As we saw in yesterday’s terrifying Two Sentence Financial Horror Stories my readers have quite twisted imaginations, and all of this from a Quicken Giveaway Contest, and because I am on vacation, I am taking full advantage of the new content.
He had a regular middle-class life, with a mortgage, credit card debts, car loan, and almost no savings. Then he suddenly lost his job, so he took his severance package and payed himself a nice trip to Europe.
An interesting and terrifying concept from Tiago which sounds a little to realistic to me (and thus, that much more terrifying).
“My total debt service ratio is only forty percent, and the interest rate is only 2.99%? Where do I sign”?
Sandi has gone a little too realistic, and it almost caused me to throw up (OK I threw up a little bit into my mouth, it was that bad).
I should have learned from my Nortel experience and not bought Research in Motion a few years ago. iPhones are a passing fad, right?
Seriously Glen what were you thinking writing such horrific financial prose? Blackberry stock is either doing the cha-cha or is proving that anything that falls 200 feet will bounce.
She said to herself, “Whew, I finally have some hard-earned savings after I lost everything I had in that dot-com crash a few years ago. Well, it’s the mid-2000′s, so I think I’ll put it all into the red-hot market of Las Vegas real estate!”
OK S (or whatever your name is) that is science fiction horror, I hope, who would do that? Stop, please don’t tell me!
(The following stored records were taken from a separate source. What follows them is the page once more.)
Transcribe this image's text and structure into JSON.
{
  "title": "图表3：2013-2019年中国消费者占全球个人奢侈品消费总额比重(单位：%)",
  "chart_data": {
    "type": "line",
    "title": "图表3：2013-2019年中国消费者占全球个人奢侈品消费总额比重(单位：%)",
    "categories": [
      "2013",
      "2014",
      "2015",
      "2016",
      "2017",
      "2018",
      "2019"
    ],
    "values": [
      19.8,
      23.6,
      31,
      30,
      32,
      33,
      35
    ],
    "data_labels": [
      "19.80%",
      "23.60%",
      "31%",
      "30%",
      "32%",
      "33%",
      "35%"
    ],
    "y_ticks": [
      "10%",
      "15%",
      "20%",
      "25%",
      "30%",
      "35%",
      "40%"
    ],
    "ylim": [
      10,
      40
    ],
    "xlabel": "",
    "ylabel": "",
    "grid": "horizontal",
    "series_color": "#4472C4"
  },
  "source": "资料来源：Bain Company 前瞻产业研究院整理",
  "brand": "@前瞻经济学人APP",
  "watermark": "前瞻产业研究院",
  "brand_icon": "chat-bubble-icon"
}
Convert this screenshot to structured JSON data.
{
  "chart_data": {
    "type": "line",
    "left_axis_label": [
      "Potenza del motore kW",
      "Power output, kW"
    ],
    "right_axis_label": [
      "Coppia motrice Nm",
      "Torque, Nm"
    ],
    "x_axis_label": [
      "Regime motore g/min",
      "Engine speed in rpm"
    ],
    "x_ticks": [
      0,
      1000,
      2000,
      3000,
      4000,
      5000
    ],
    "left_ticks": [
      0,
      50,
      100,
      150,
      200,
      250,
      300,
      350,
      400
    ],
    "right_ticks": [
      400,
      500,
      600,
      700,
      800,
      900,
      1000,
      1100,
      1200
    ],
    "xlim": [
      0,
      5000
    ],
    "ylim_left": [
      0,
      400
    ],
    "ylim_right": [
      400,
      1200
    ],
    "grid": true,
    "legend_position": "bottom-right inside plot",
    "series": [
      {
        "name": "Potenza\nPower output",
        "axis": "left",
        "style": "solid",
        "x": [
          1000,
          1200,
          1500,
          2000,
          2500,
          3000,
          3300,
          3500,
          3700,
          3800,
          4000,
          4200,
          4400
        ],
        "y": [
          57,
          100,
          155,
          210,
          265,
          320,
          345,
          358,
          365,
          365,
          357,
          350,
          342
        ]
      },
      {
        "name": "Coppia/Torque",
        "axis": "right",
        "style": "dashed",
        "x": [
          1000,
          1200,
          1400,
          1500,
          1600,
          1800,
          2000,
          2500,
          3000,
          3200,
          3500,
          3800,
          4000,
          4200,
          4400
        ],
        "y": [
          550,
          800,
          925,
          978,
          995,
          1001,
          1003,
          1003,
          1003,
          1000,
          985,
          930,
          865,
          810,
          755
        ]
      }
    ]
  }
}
“As your financial advisor, my recommendation is to finance your investment of ABC Mining Solutions with your credit card, and invest in as many shares as your credit limit will allow,” he said, his deep, resonant voice lulling me into a trance. “Since you’re borrowing to invest, the interest is tax-deductible, and at a low price of only $3.10 per share, the price has nowhere to go but up.”
Daniel’s creation deserves an honorable mention, because holy crap it is far too realistic!